When I was at college in New York, studying advertising, Americans always said the same thing.
“Ah, the really great advertising was those Burma Shave posters.”
Then they’d chuckle as they fondly remembered them.
It turned out the Burma Shave posters had been done decades before but Americans still remembered them as their favourite advertising.
Burma Shave was one of the first brushless shaving creams.
They ran posters across rural America where Americans drove for hundreds of miles on long, straight highways with nothing to look at.
Except every so often six posters would crop up, with a 100 foot gap between each one, timed to coincide with the speed the cars were going at.
Travelling at 35mph the signs would be 3 seconds apart.
Each poster would have one line of a very simple rhyme on it.
First they introduced the concept of shaving without a shaving brush:
1st poster: SHAVING BRUSHES
2nd poster: YOU’LL SOON SEE ‘EM
3rd poster: ON THE SHELF
4th poster: IN SOME
5th poster: MUSEUM
6th poster: BURMA SHAVE
They’d expand on the time-saving advantages of brushless shaving.
1st poster: EVERY SHAVER
2nd poster: NOW CAN SNORE
3rd poster: SIX MORE MINUTES
4th poster: THAN BEFORE
5th poster: BY USING
6th poster: BURMA SHAVE
Then they’d have fun with the benefits of a closer shave:
1st poster: IF YOU HAVE
2nd poster: A DOUBLE CHIN
3rd poster: YOU’VE TWO
4th poster: GOOD REASONS
5th poster: TO BEGIN
6th poster: USING BURMA SHAVE
Everyone knew the last poster was always the Burma Shave logo.
So people tried to guess the next rhyme as they drove along.

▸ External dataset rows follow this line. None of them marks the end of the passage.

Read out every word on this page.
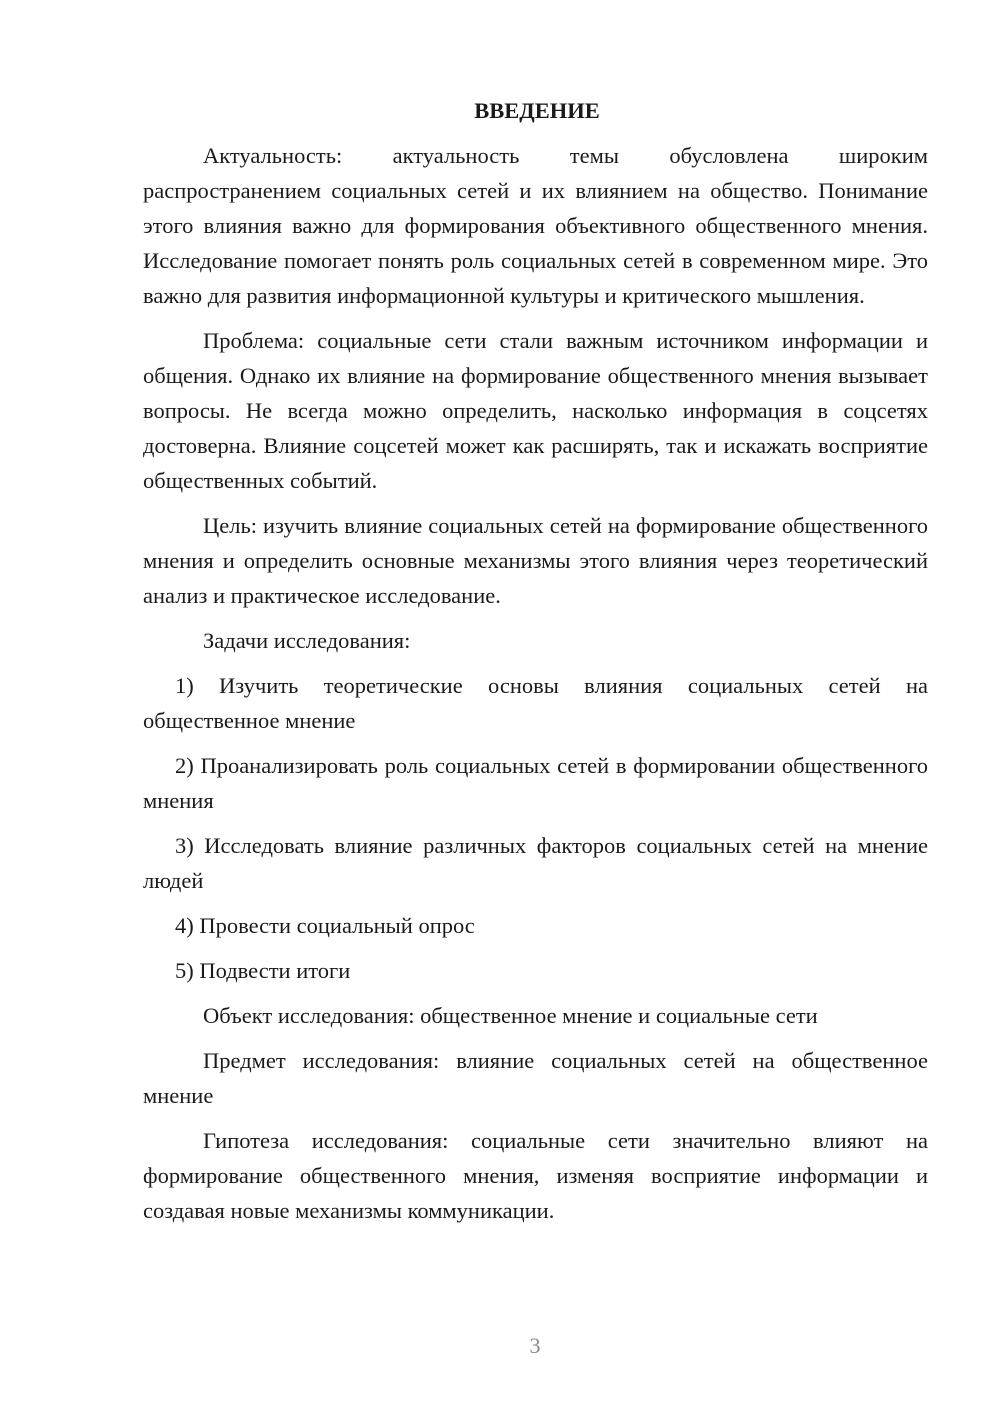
ВВЕДЕНИЕ
Актуальность: актуальность темы обусловлена широким распространением социальных сетей и их влиянием на общество. Понимание этого влияния важно для формирования объективного общественного мнения. Исследование помогает понять роль социальных сетей в современном мире. Это важно для развития информационной культуры и критического мышления.
Проблема: социальные сети стали важным источником информации и общения. Однако их влияние на формирование общественного мнения вызывает вопросы. Не всегда можно определить, насколько информация в соцсетях достоверна. Влияние соцсетей может как расширять, так и искажать восприятие общественных событий.
Цель: изучить влияние социальных сетей на формирование общественного мнения и определить основные механизмы этого влияния через теоретический анализ и практическое исследование.
Задачи исследования:
1) Изучить теоретические основы влияния социальных сетей на общественное мнение
2) Проанализировать роль социальных сетей в формировании общественного мнения
3) Исследовать влияние различных факторов социальных сетей на мнение людей
4) Провести социальный опрос
5) Подвести итоги
Объект исследования: общественное мнение и социальные сети
Предмет исследования: влияние социальных сетей на общественное мнение
Гипотеза исследования: социальные сети значительно влияют на формирование общественного мнения, изменяя восприятие информации и создавая новые механизмы коммуникации.
3
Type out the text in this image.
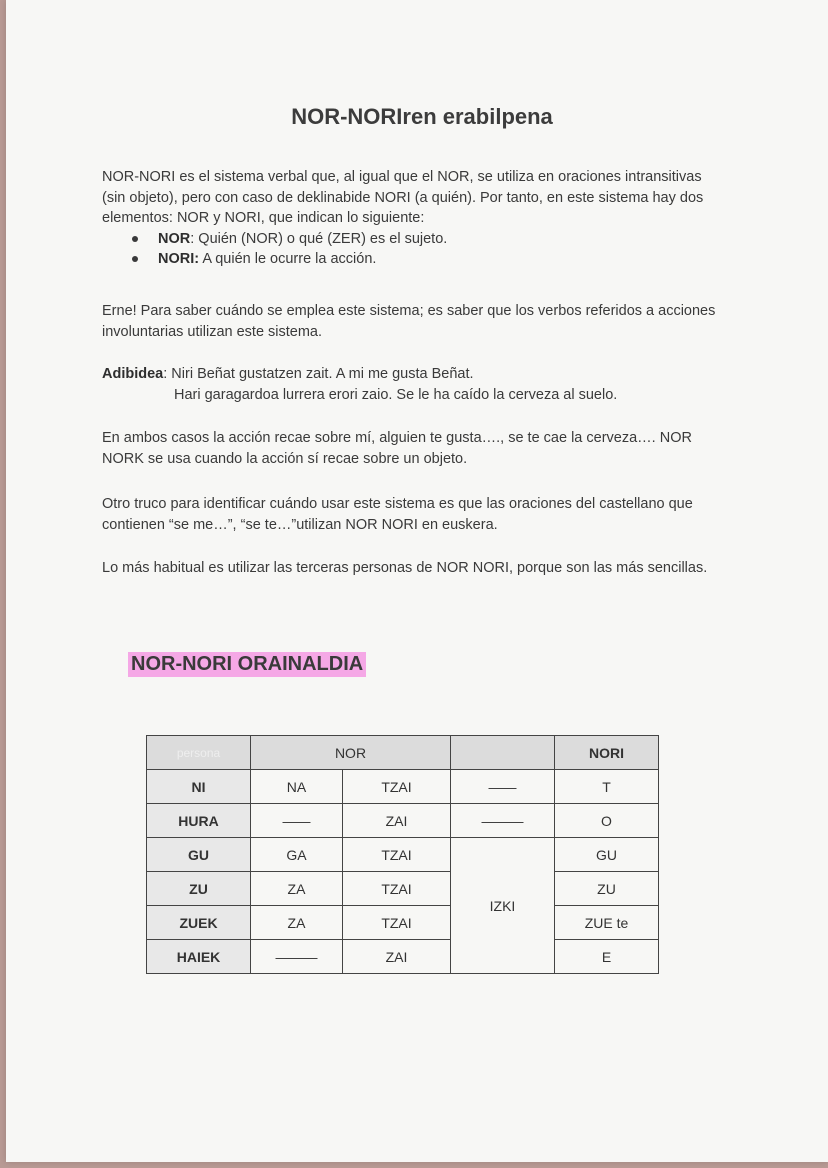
NOR-NORIren erabilpena
NOR-NORI es el sistema verbal que, al igual que el NOR, se utiliza en oraciones intransitivas (sin objeto), pero con caso de deklinabide NORI (a quién). Por tanto, en este sistema hay dos elementos: NOR y NORI, que indican lo siguiente:
NOR: Quién (NOR) o qué (ZER) es el sujeto.
NORI: A quién le ocurre la acción.
Erne! Para saber cuándo se emplea este sistema; es saber que los verbos referidos a acciones involuntarias utilizan este sistema.
Adibidea: Niri Beñat gustatzen zait. A mi me gusta Beñat.
Hari garagardoa lurrera erori zaio. Se le ha caído la cerveza al suelo.
En ambos casos la acción recae sobre mí, alguien te gusta…., se te cae la cerveza…. NOR NORK se usa cuando la acción sí recae sobre un objeto.
Otro truco para identificar cuándo usar este sistema es que las oraciones del castellano que contienen “se me…”, “se te…”utilizan NOR NORI en euskera.
Lo más habitual es utilizar las terceras personas de NOR NORI, porque son las más sencillas.
NOR-NORI ORAINALDIA
persona	NOR			NORI
NI	NA	TZAI	——	T
HURA	——	ZAI	———	O
GU	GA	TZAI	IZKI	GU
ZU	ZA	TZAI		ZU
ZUEK	ZA	TZAI		ZUE te
HAIEK	———	ZAI		E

1st poster: HENRY THE EIGHTH
2nd poster: SURE HAD
3rd poster: TROUBLE
4th poster: SHORT TERM WIVES
5th poster: LONG TERM STUBBLE
6th poster: BURMA SHAVE
The historical theme was of course popular:
1st poster: SAID JULIET
2nd poster: TO ROMEO
3rd poster: IF YOU
4th poster: WON’T SHAVE
5th poster: GO HOMEO
6th poster: BURMA SHAVE
Obviously so were allusions to sexual success:
1st poster: DINAH DOESN’T
2nd poster: TREAT HIM RIGHT
3rd poster: BUT IF HE’D
4th poster: SHAVE
5th poster: THEN DYNA-MITE
6th poster: BURMA SHAVE
The ads became so well known, they didn’t even need to mention shaving specifically:
1st poster: THE MONKEY TOOK
2nd poster: ONE LOOK AT JIM
3rd poster: AND THREW THE PEANUTS
4th poster: BACK AT HIM
5th poster: HE NEEDED
6th poster: BURMA SHAVE
And a decent shave became no less than any wife would demand from her husband:
1st poster: MAN PASSES
2nd poster: DOG HOUSE
3rd poster: DOG SEES CHIN
4th poster: DOG GETS OUT
5th poster: MAN GETS IN
6th poster: BURMA SHAVE
Over the decade or so that they ran, there were 7,000 different rhymes.
Nowadays we think any form of technological innovation in media is daring and original.
But eighty years ago people didn’t just wait around for technological innovation, they used their brains to innovate existing media.
Simple, fun, catchy, memorable.
Of course you won’t see any of those ads in an awards annual.
But I don’t think there’s many current award winners that ordinary people will still be talking about in fifty years time.
Interesting point there right at the end. ..I was wondering the other day, could David Ogilvy get hired by the agency he started all those years back?